4. Top sub-sectors driving the returns
Not all defence companies grow at the same rate. The breakdown matters.
- Aerospace and aircraft — high order books, long execution cycles, lumpy earnings
- Naval and shipbuilding — large public sector players with multi-year visibility
- Electronics and avionics — best margins, fastest growth, often the leaders in indigenisation
- Missiles and ammunition — strong export potential as friendly nations diversify suppliers
- Drones and unmanned systems — small private players, high growth, high risk
A diversified basket across these segments gives the smoothest ride. Concentrated bets in any one segment can deliver bigger gains but also bigger drawdowns.
5. The risks that can derail the thesis
No bullish thesis is complete without honest risks. Defence has three big ones, and a fourth that most retail investors ignore.
First, government order timing. A delayed contract can cause one or two weak quarters and a sharp price correction. Defence is a chunky-order business, not a steady-flow one. Second, valuation rerating risk. With many names at 40 to 50 times earnings, any disappointment can compress multiples by 30 percent in a few weeks. Third, geopolitical surprise. A change in foreign policy or budget priorities can shift the spending mix and favour a different set of suppliers. Fourth, execution risk. Public sector defence companies have historically struggled with delivery timelines, which can push earnings out by a year or more even after orders are won.

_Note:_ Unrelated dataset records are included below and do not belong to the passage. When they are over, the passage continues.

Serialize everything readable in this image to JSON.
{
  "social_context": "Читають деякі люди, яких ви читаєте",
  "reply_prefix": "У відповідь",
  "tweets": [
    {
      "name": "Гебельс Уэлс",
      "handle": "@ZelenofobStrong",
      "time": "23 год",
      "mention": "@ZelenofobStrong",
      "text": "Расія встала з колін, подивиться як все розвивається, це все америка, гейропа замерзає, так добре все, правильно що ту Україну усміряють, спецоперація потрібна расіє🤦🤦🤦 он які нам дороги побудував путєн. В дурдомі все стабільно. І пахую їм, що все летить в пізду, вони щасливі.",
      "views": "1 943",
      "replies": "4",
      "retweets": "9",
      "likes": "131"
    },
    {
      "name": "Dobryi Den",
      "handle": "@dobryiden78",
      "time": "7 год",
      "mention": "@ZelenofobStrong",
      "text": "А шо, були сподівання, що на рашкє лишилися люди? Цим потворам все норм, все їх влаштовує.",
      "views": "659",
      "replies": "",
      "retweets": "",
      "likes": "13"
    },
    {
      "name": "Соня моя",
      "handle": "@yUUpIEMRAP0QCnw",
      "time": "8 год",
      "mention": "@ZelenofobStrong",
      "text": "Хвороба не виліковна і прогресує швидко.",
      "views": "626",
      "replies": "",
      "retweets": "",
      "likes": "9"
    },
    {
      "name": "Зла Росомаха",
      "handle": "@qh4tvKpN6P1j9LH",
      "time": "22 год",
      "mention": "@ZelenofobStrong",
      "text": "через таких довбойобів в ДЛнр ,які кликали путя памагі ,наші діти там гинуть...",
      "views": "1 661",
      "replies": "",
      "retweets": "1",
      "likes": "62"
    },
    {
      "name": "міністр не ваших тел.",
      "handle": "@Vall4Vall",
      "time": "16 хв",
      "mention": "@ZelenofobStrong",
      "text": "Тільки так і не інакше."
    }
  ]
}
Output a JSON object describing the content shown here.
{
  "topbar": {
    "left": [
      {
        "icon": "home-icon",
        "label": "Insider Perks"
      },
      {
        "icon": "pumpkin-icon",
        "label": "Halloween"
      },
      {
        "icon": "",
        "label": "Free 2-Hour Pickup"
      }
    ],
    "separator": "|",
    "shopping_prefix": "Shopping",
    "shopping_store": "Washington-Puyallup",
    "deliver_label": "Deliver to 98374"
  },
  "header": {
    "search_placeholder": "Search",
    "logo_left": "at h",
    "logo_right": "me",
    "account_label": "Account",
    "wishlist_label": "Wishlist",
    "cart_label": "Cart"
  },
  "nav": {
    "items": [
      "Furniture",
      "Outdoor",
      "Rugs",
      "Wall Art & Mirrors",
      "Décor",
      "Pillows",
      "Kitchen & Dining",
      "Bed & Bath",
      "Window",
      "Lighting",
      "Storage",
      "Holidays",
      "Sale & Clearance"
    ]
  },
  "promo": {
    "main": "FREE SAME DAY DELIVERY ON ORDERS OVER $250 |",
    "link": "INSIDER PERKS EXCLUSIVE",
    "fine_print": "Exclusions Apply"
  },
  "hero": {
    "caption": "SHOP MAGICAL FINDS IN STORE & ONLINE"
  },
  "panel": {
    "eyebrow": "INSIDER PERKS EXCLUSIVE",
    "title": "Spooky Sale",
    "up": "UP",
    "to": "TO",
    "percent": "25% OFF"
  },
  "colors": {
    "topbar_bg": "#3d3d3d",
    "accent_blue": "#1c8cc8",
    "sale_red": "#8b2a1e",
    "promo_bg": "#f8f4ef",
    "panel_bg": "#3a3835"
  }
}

6. A return projection table
This table summarises potential outcomes for different starting amounts and CAGR scenarios:
| Starting amount (rupees) | CAGR | Value after 10 years | Value after 20 years |
|---|---|---|---|
| 5 lakh | 12 percent | 15.5 lakh | 48 lakh |
| 5 lakh | 18 percent | 26 lakh | 1.37 crore |
| 10 lakh | 12 percent | 31 lakh | 96 lakh |
| 10 lakh | 18 percent | 52 lakh | 2.74 crore |
| 25 lakh | 15 percent | 1 crore | 4.1 crore |
7. The honest baseline
Indian defence stocks should give you between 12 and 18 percent CAGR over a decade if the policy environment stays supportive and you hold a diversified basket. The sector still has structural growth left in it, but the easy doubling and tripling that happened from 2020 to 2024 is unlikely to repeat at the same speed.

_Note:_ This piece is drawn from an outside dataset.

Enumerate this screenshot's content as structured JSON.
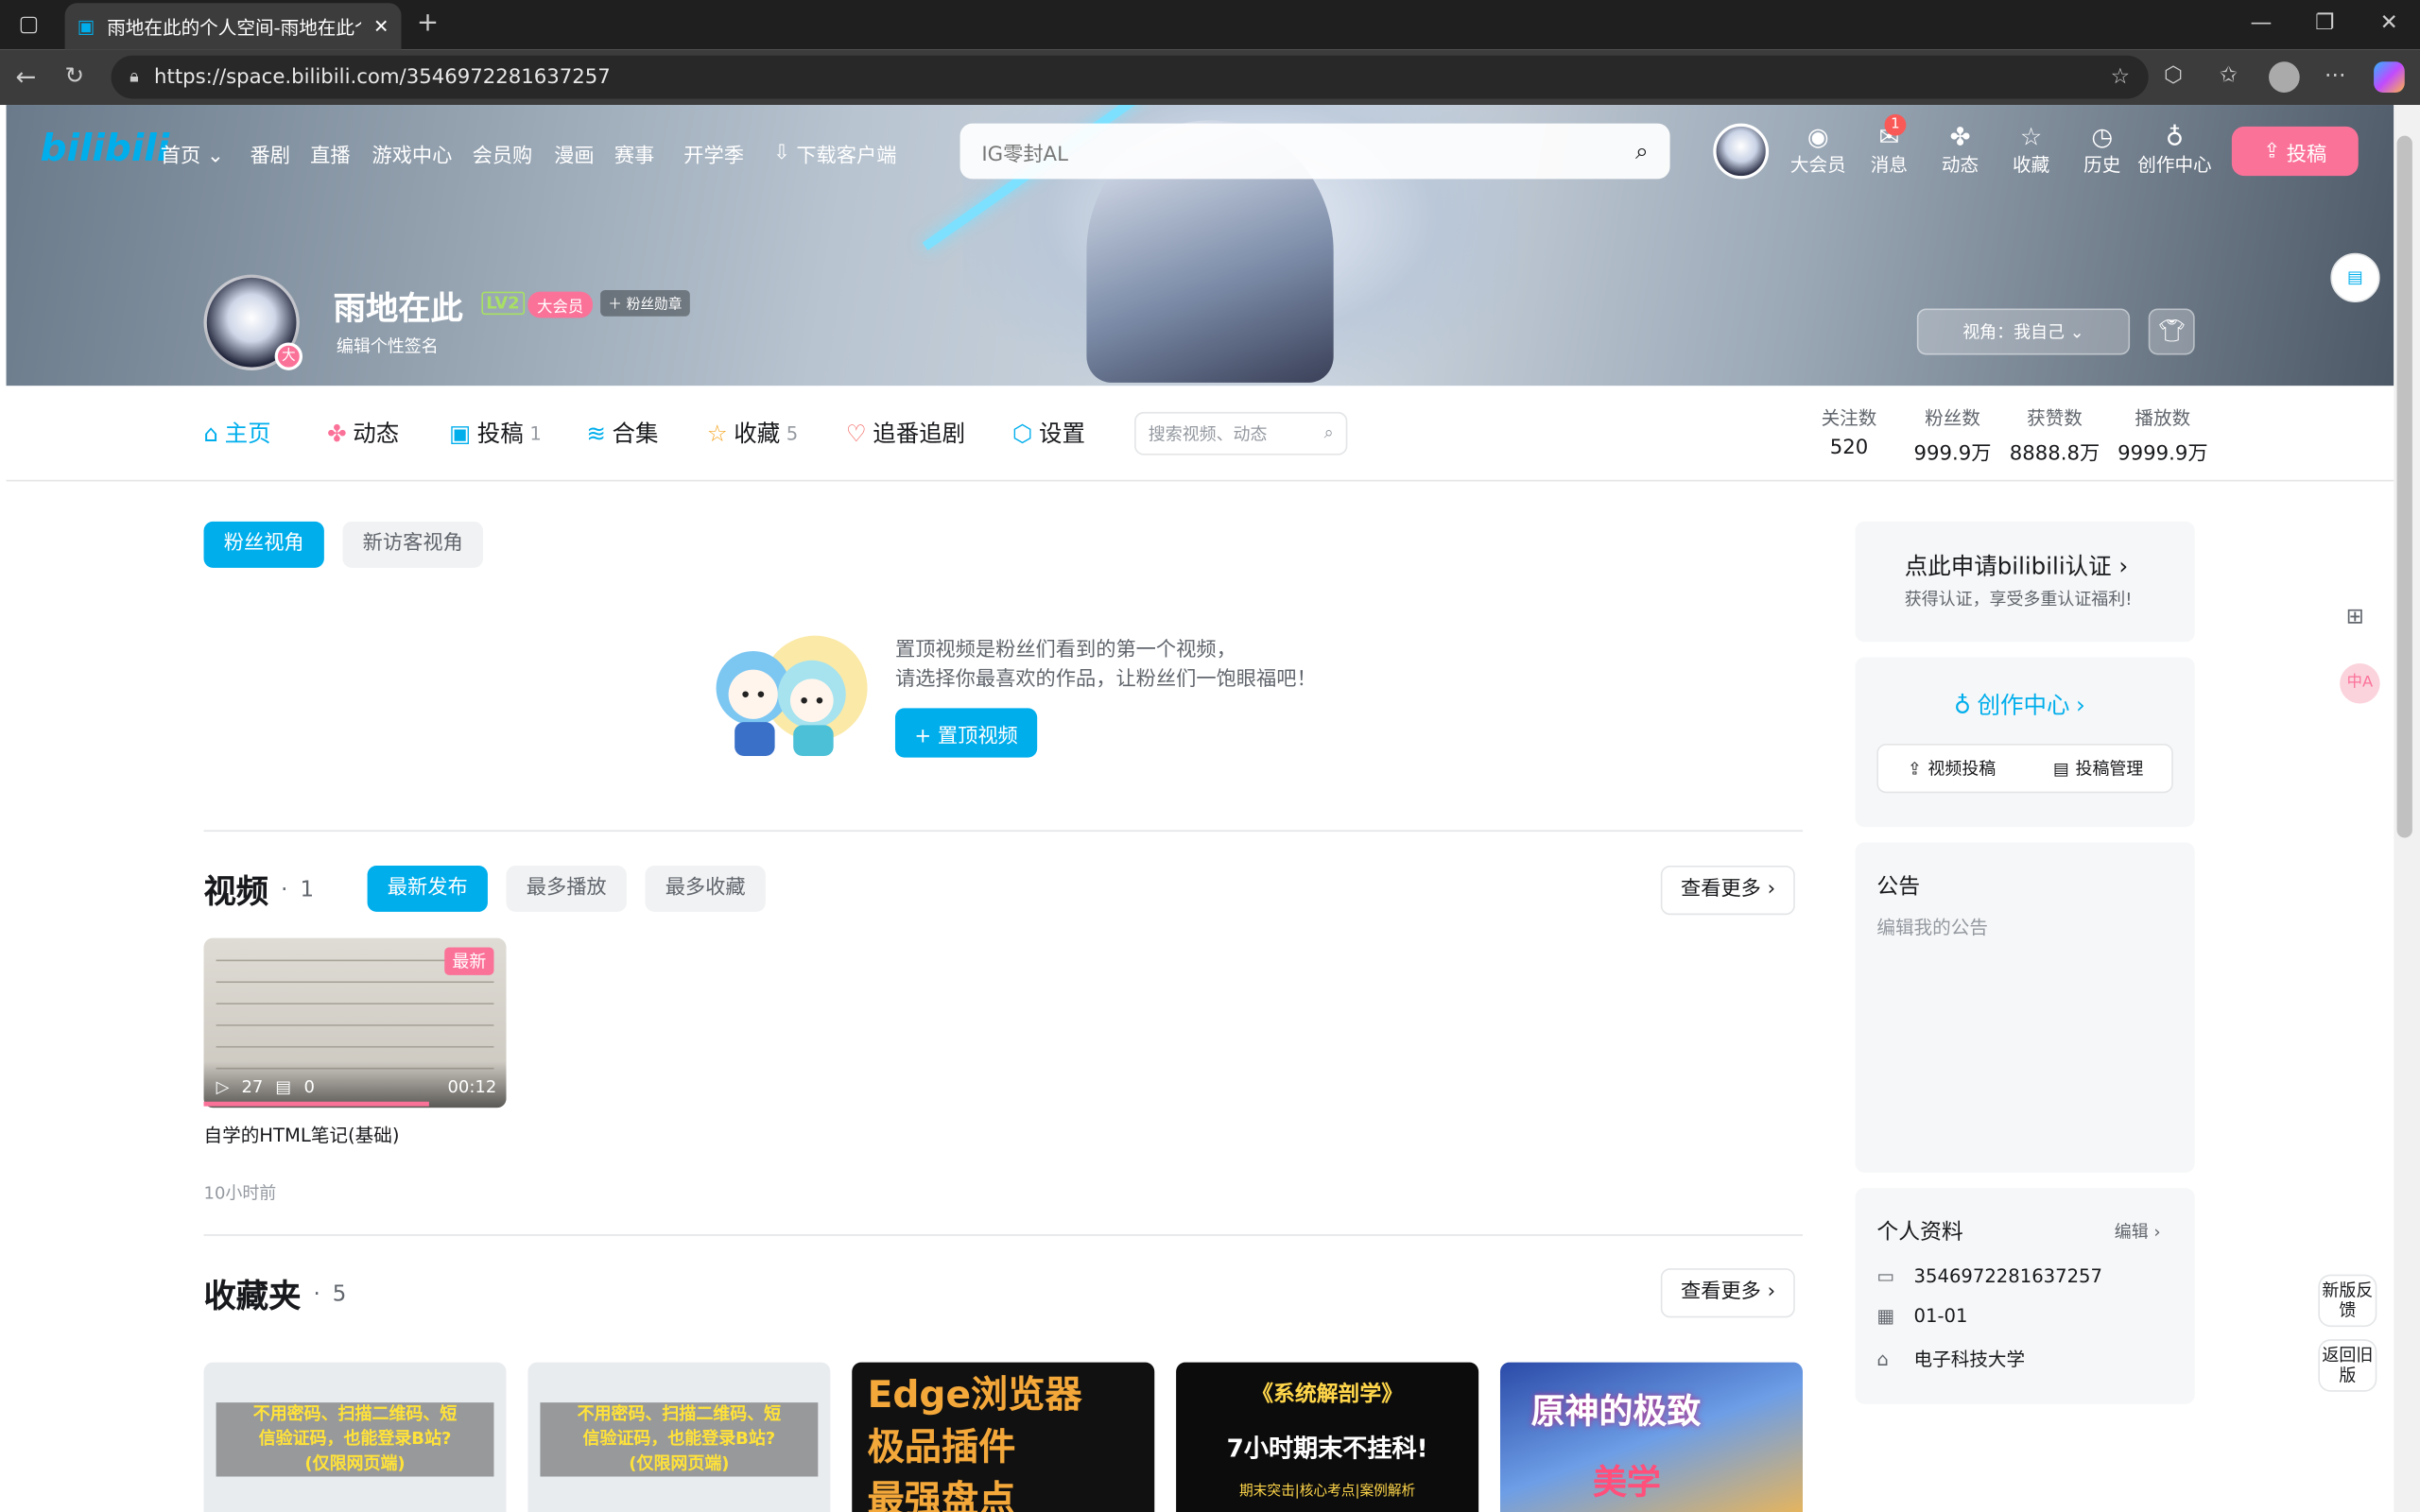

Read the official defence procurement framework on the government site at mod.gov.in to track upcoming order announcements that move the sector. Allocate sensibly — most experts cap a single sector at 10 to 15 percent of the portfolio. That keeps the upside meaningful while protecting against sector-specific shocks. If you want broader exposure with one ticker, defence-focused thematic mutual funds and ETFs offer a low-effort way in, though their expense ratios and concentration rules should be checked before committing capital.

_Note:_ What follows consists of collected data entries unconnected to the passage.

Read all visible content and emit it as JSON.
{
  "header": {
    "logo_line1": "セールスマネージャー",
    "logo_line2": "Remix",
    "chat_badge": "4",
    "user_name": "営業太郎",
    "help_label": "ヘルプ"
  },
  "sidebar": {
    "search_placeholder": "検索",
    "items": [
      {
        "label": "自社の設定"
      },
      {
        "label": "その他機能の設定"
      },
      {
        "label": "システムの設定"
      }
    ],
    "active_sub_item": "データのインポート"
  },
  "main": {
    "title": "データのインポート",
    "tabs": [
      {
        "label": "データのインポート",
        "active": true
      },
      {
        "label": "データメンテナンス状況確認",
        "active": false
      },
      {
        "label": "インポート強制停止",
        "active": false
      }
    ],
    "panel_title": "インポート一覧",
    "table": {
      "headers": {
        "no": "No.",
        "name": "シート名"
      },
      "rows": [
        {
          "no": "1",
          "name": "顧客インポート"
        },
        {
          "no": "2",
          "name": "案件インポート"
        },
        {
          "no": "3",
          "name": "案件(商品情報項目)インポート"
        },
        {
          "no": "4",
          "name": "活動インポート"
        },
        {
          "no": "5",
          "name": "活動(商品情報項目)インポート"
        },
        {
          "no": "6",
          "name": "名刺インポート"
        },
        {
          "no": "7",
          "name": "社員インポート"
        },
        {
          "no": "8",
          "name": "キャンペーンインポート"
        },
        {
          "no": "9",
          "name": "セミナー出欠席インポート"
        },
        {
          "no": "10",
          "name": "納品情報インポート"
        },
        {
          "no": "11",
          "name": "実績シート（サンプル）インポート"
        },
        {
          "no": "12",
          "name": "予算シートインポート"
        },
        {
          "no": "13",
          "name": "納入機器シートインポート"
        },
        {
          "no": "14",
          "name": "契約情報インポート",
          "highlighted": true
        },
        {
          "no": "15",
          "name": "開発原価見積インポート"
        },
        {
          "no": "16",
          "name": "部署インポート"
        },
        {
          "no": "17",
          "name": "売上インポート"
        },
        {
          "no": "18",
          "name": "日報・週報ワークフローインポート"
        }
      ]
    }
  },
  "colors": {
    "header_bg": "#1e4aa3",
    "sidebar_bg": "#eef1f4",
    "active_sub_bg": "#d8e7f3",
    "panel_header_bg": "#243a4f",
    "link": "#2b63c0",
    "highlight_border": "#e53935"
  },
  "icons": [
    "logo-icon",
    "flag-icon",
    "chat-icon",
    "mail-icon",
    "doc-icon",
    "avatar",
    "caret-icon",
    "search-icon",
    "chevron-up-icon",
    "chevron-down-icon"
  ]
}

Patience compounds returns more than perfect timing in this sector. Buy in tranches, hold through quarterly noise, and revisit the thesis once a year. That discipline alone separates investors who actually capture defence sector wealth from those who just talk about it.
Frequently Asked Questions
- What CAGR can Indian defence stocks deliver over 10 years?
- A diversified basket of Indian defence stocks can realistically deliver 12 to 18 percent CAGR over the next decade. Past five-year returns of 25 to 35 percent reflected a low valuation base and a sudden policy shift that will not repeat at the same speed.
- Are defence stocks too expensive to buy now?
- Many leading names trade at 40 to 50 times earnings, which is full but not absurd given the order book visibility. Stagger entries through SIPs and avoid concentrating in any single name to manage the valuation risk.
- Which defence sub-sectors offer the best growth?
- Electronics and avionics typically have the best margins and fastest growth. Drones and unmanned systems offer the highest upside with higher risk. Aerospace and shipbuilding deliver visibility with longer execution cycles.
- How much of a portfolio should be in defence stocks?
- Most planners cap a single sector at 10 to 15 percent of the equity portfolio. That keeps the upside meaningful while protecting the overall portfolio from sector-specific shocks.